Posted in after the diagnosis, coping with chronic illness, coping with life threatening illness, living with chronic illness, Living with Illness

Fear the Fear

Last year I went back to school…it was time.  I’m working on my PhD focusing on “Art as a healing modality when facing chronic and life-threatening illness.  I only tell you that because I had a realization last night while writing my paper for the up and coming class.  The class is on Wisdom and Civilization.  Throughout the paper I’ve been writing about the mess the United States is in economically and began thinking about fear.

It’s impossible to turn on the television and not be scared by the news.  If that weren’t enough we’re in the midst of a heated presidential election and the television ads would make you want to set up home in the United Nations.  So how is it that we’ve come to fear the fear more than the situations we’re facing in the world?

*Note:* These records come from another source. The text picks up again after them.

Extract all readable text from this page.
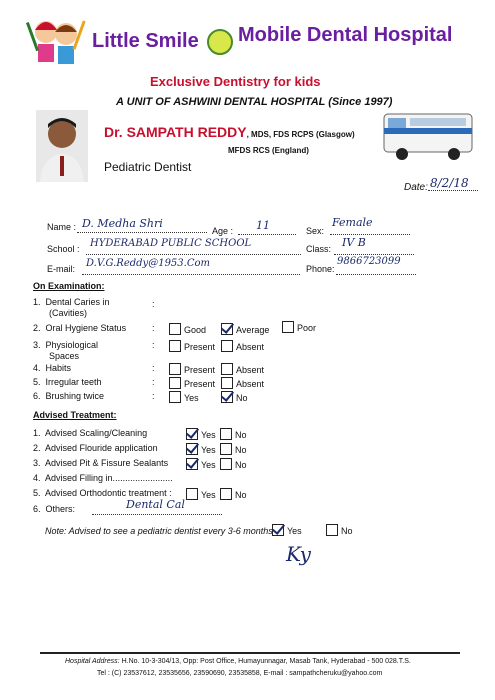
Little Smile Mobile Dental Hospital
Exclusive Dentistry for kids
A UNIT OF ASHWINI DENTAL HOSPITAL (Since 1997)
Dr. SAMPATH REDDY, MDS, FDS RCPS (Glasgow)
MFDS RCS (England)
Pediatric Dentist
Date: 8/2/18
Name : D. Medha Shri
Age : 11	Sex:
Female
School : HYDERABAD PUBLIC SCHOOL	Class: IV B
E-mail: D.V.G.Reddy@1953.Com	Phone:
9866723099
On Examination:
1. Dental Caries in
(Cavities)
:
2. Oral Hygiene Status	:	Good	Average	Poor
3. Physiological
Spaces
:	Present	Absent
4. Habits	:	Present	Absent
5. Irregular teeth	:	Present	Absent
6. Brushing twice	:	Yes	No
Advised Treatment:
1. Advised Scaling/Cleaning	Yes	No
2. Advised Flouride application	Yes	No
3. Advised Pit & Fissure Sealants	Yes	No
4. Advised Filling in........................
5. Advised Orthodontic treatment :	Yes	No
6. Others:	Dental Cal
Note: Advised to see a pediatric dentist every 3-6 months	Yes	No
Ky
Hospital Address: H.No. 10-3-304/13, Opp: Post Office, Humayunnagar, Masab Tank, Hyderabad - 500 028.T.S.
Tel : (C) 23537612, 23535656, 23590690, 23535858, E-mail : sampathcheruku@yahoo.com
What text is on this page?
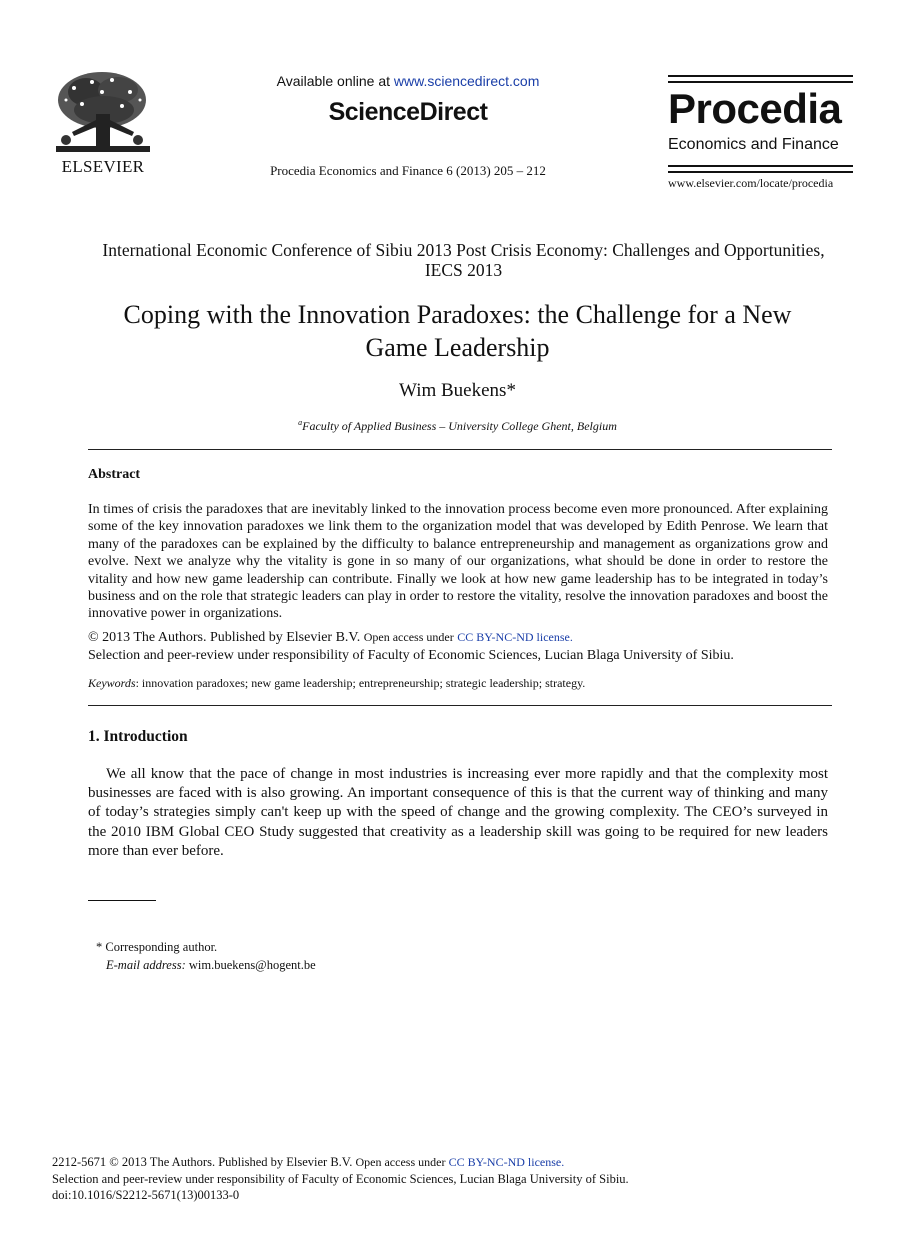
ELSEVIER
Available online at www.sciencedirect.com
ScienceDirect
Procedia Economics and Finance 6 (2013) 205 – 212
Procedia
Economics and Finance
www.elsevier.com/locate/procedia
International Economic Conference of Sibiu 2013 Post Crisis Economy: Challenges and Opportunities, IECS 2013
Coping with the Innovation Paradoxes: the Challenge for a New Game Leadership
Wim Buekens*
$^a$Faculty of Applied Business – University College Ghent, Belgium
Abstract
In times of crisis the paradoxes that are inevitably linked to the innovation process become even more pronounced. After explaining some of the key innovation paradoxes we link them to the organization model that was developed by Edith Penrose. We learn that many of the paradoxes can be explained by the difficulty to balance entrepreneurship and management as organizations grow and evolve. Next we analyze why the vitality is gone in so many of our organizations, what should be done in order to restore the vitality and how new game leadership can contribute. Finally we look at how new game leadership has to be integrated in today’s business and on the role that strategic leaders can play in order to restore the vitality, resolve the innovation paradoxes and boost the innovative power in organizations.
© 2013 The Authors. Published by Elsevier B.V. Open access under CC BY-NC-ND license.
Selection and peer-review under responsibility of Faculty of Economic Sciences, Lucian Blaga University of Sibiu.
Keywords: innovation paradoxes; new game leadership; entrepreneurship; strategic leadership; strategy.
1. Introduction
We all know that the pace of change in most industries is increasing ever more rapidly and that the complexity most businesses are faced with is also growing. An important consequence of this is that the current way of thinking and many of today’s strategies simply can't keep up with the speed of change and the growing complexity. The CEO’s surveyed in the 2010 IBM Global CEO Study suggested that creativity as a leadership skill was going to be required for new leaders more than ever before.
* Corresponding author.
E-mail address: wim.buekens@hogent.be
2212-5671 © 2013 The Authors. Published by Elsevier B.V. Open access under CC BY-NC-ND license.
Selection and peer-review under responsibility of Faculty of Economic Sciences, Lucian Blaga University of Sibiu.
doi:10.1016/S2212-5671(13)00133-0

Fear is the one thing that will generally derail all the hard work you put into getting well.  I can understand fearing the illness because you may feel that you’re fighting something that not only has a mind of its own, but seems to have the resources to put a good fight.  But when we begin to fear the fear, we’re challenging ourselves to engage in a conflict that is self-made.  We invoke fear in others by telling them horror stories of the disease process or of treatment.  We invoke fear talking about the financial impact of an illness.  We invoke fear when we believe it’s punishment from a Supreme Being for something we did wrong.

Fear is not the enemy.  Fear is not the arena to put your resources.  Fear is a distraction, a large one I’ll admit, but still a distraction.  Being fearful detracts you from putting your full attention on health progression.  Don’t give in to the imposter, challenge the real thing…the illness.